そうでもなければ、自分で自分の首を絞める顛末を迎えかねないからだ。

(そんな情けない愚は犯してくれるなよな、俺)

そんなわけで、ふと視線が合ったりするとふたりはどことなく照れたような引き攣ったような笑みを浮かべていた。


均衡は、未だ保たれている。





「えーと、ここにヒロインは戻ってくるから彼がこっちから・・・って、あのお邪魔虫はどこにいたっけ・・・」

ペンを片手にノートの白紙部分にぐりぐりと丸をつける。
ネタ帳を兼ねたそれに関係図を書き込み、ナミはぐいっと椅子を引いて背伸びをした。

作品を書き始める時は、まずおおまかな関係図とプロットを立ち上げるのが習慣になっている。
そうしておくことにより細かい設定がしやすいし、何より大きく脱線せずに済むからだ。

「う〜ん、今回は奇を衒わずに王道で行った方がいいかな〜・・・」

どの道短期集中連載なので、そう長くは引っ張らない予定だ。
起承転結もつけやすく、一般大衆ウケする方がこの場合好まれるのかもしれない。

「ああ、私も商売人のひとりに仲間入りかしらねぇ」

「・・・一段落着いたか? とりあえず茶でも飲んで一服したらどうだ」

「わっ、びっくりした! あんたまだ起きてたの? もう丑三つ時よ? 今夜は私これのプロット立てて書き出しするから、下手したら徹夜しちゃうかもなの。だから、ゾロは先に寝てていいのよ? こんなとこまでつき合ってると、日中忙しいあんたが倒れるわよ?」

「そういうわけにはいかねぇさ」

意外にもきっぱりとゾロは首を振った。

「これがあんたの仕事なら、それをサポートするのが俺の仕事だ。気にすんな、俺だってロボットじゃねぇ。休める時に休みながらやってるんだからよ。だからあんたは、存分にやりたいようにやればいいんだ」

「あ・・・ありがと」

(へえ。意識もきっちりプロなんだな・・・)

ナミはたっぷりクリームの乗ったウィンナーコーヒーに口をつけ、そっとゾロを上目遣いで盗み見た。

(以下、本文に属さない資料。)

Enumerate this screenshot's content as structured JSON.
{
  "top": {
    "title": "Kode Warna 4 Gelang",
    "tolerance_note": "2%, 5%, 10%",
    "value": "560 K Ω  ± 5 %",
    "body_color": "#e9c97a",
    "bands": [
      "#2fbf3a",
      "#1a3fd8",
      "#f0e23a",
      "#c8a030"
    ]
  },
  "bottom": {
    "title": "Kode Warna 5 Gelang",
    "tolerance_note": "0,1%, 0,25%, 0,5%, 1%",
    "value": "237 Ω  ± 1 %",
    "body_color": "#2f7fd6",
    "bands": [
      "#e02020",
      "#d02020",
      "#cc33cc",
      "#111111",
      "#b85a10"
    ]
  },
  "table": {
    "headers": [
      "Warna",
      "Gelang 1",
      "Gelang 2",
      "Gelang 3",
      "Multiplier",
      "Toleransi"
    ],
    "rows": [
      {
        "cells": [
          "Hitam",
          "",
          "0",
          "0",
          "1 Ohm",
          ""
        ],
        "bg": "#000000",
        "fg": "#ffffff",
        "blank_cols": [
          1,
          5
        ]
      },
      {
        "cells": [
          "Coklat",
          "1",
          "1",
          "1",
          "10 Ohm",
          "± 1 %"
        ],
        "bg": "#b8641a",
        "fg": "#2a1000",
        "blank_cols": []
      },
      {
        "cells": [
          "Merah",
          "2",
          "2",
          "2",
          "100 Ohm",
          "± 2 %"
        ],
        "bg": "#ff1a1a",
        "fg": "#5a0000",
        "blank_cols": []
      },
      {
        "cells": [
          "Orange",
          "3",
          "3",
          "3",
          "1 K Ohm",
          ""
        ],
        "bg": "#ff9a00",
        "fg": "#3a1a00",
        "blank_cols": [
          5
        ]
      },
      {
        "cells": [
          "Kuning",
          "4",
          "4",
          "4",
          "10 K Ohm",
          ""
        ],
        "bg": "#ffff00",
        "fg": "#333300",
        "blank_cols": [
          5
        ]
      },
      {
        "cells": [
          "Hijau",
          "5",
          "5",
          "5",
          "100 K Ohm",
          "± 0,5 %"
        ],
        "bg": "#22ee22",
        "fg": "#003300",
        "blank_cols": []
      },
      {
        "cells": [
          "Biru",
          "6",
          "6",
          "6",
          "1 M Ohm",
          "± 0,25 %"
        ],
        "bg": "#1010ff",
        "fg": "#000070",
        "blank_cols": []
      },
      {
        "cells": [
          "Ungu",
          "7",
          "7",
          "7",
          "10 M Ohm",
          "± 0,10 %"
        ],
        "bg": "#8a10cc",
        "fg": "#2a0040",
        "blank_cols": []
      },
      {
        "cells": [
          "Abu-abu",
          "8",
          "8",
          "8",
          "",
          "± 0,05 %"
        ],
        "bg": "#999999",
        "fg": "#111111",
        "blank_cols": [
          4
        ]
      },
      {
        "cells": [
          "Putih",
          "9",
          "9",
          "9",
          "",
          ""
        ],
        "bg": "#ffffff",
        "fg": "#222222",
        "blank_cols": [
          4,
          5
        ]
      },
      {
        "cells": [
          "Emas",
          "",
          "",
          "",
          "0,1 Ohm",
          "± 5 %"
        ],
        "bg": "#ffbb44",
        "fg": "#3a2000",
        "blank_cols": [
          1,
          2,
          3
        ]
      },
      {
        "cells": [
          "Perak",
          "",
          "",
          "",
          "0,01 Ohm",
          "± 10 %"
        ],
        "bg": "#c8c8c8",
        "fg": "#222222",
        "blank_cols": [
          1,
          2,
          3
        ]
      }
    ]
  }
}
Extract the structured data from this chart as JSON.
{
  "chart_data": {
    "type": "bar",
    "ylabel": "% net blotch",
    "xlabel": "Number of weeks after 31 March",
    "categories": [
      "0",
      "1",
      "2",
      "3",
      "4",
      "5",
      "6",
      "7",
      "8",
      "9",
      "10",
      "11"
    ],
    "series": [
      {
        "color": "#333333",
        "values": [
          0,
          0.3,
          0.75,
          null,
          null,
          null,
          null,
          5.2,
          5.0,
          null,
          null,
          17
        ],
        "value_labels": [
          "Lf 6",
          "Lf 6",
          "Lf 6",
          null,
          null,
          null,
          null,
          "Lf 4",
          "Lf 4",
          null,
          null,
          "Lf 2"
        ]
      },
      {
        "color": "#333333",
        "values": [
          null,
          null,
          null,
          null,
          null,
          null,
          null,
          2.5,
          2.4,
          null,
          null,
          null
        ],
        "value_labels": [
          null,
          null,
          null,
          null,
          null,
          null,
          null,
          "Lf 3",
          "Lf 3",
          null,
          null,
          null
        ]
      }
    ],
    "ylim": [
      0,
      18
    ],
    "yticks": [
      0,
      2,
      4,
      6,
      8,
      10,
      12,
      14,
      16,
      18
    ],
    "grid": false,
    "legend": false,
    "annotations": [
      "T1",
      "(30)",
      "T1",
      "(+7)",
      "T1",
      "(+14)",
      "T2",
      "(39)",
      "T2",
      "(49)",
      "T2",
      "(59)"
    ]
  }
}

てきぱきと家事をこなす姿を見続けているので、精悍な顔がだんだん和らいで見えつつある。
こんな、男そのものの外見なら選べる職業も数多くあっただろうに、よりにもよってなぜこの職種を選んだのか、ナミには不思議でならなかった。

「・・・ねぇゾロ、聞いてもいい?」

「んん? 何だ?」

「あんた、ガテン系でもお堅い仕事でもこなせそうなのに、何で家政夫って仕事を選んだの?」

何気ない問い掛けだったが、ゾロの動きが微妙に止まったのはその直後だった。
視線を微かに彷徨わせ、浅く溜息を漏らして一度目を伏せる。
口許に浮かんだのは、どちらかというと苦笑に近い笑みだった。

「・・・悪ィが、そういったプライベートなことには答えかねるな。契約外だ」

「そ、そんなつもりはないわよ、ちょっと聞いてみただけじゃないっ。何でも堅っ苦しく考えないでよ!」

「そうか? 何だか俺の弱点でもねぇかって、目ェ爛々と光らせて狙ってるように見えたぞ?」

「あんたは邪推し過ぎ!!」

「いてぇ!」

ナミは思わず、持っていたノートの平でゾロの額を打ち据えた。





「・・・で、ここでヒロインは――何するんだっけ? ああ、彼に告るのね。ってえと・・・ああ、何かしっくり来ない」

ぶつぶつと口の中で呟きながら、軽い資料と一緒にノートを捲る。

「なぁんか、このヒロインてば素直に動いてくんないなぁ。意地張ってんだか鈍いんだか、一キャラの分際で・・・」

それ以前に、このキャラクターの愛情表現自体が稚拙なような気がする。
自分自身にそういった状況が不足しているからだろうか。

「かといって出版社の呼んでくれるパーティは堅苦しいしね〜・・・」

若い娘が家に籠もって原稿ばかり書いているのも不健康だと、ロビンや社長が幾度となく様々なパーティに招待してくれる。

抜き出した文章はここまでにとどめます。